16.<白と黒の判定>
文字の証拠。
それは、ネット内では、ログとり=ログ保存という。
リアルタイムで流れていくチャットやメッセンジャーの文字は、
一般的な口から発せられる声と同じで、本来メモや録音をとるような会話ではない。
しかし、言った言わないと、もめることも多い世界だけに、
ログ保存をするネット族も、多かった。
桃美は、普段のネットの会話を保存することは、していなかった。
ログを保存する使途も知らなかった。
だから、今回の集団メッセンジャー内の悪口証拠ログ保存は、桃美にとって、異例のことであった。

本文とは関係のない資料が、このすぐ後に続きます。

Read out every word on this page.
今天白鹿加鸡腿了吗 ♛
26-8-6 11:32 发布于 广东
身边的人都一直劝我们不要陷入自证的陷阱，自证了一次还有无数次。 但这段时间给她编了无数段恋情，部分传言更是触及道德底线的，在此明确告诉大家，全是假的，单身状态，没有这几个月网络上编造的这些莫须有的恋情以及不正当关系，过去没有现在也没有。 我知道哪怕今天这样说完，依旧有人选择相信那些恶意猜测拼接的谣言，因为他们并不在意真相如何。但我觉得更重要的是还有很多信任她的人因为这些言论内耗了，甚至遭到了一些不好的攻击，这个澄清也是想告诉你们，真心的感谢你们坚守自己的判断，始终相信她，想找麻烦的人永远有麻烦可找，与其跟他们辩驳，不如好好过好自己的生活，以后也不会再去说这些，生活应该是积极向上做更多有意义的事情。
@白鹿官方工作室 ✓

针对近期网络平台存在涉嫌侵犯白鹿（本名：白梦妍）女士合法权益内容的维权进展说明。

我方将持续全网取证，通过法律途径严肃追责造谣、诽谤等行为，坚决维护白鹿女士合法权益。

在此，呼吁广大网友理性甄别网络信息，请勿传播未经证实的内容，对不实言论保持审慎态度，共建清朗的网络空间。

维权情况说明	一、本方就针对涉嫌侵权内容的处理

保存した悪口証拠ログを、チャットに遊びに来ている周囲の人に見せた。
ネット内の反応が待ち遠しかった。
「え〜これ、本当なの? ひどいね〜。」
「信じられないな〜。」
「何とかしないとね〜。」
という、予測どおりの反応を得た。
悪口を言われている当の本人にも、このログを見せた。
本人A「・・・・・・・」
Aは絶句し、撃沈した・・・。
これは、桃美の頭の中で描いていたものとは違い、まったくの予想外の反応であった。
悪口を見てAは怒り、反旗を翻す行動をとるかと思っていただけに、がっかりだった。
ひどいね〜と明確な反応をした人々も、その言葉を簡単に言うだけで終った。
所詮、他人事なのか・・・。
絶句、撃沈した当の本人は、これを機に、チャットを去っていった。
仕方なく、桃美は一人で正常化運動をした。
つながっているメッセンジャーで、
「とにかく卑怯なことはやめなよ!」
と言って回った。
結局、悪口をやめさせようという動きは、桃美一人の肩にのしかかってしまった。
相手は、したたかな集団だ。
人数だけでみると、多勢に無勢である。
いつも強気な桃美ではあったが、さすがに、この時はどうしようかと、ひるんでしまっていた。
正しい行動をしたはずなのに・・・と落ち込んでいく。
そわそわした気持ちを落ち着かせようと、チャットにインした。
そこで、驚く光景を目にする。
いつもの部屋、いつものメンバー。
違う所は、桃美に対する嫌がらせ。しかも、集団で・・・。
とりあえず、いつもの挨拶はあった。
そのあとの会話の流れは、桃美の発言を皆で無視・・・
挙句の果てに、桃美をその部屋から退室させようかとチクチク言ってくる。
この時の、ボスが、あのダイゴであった。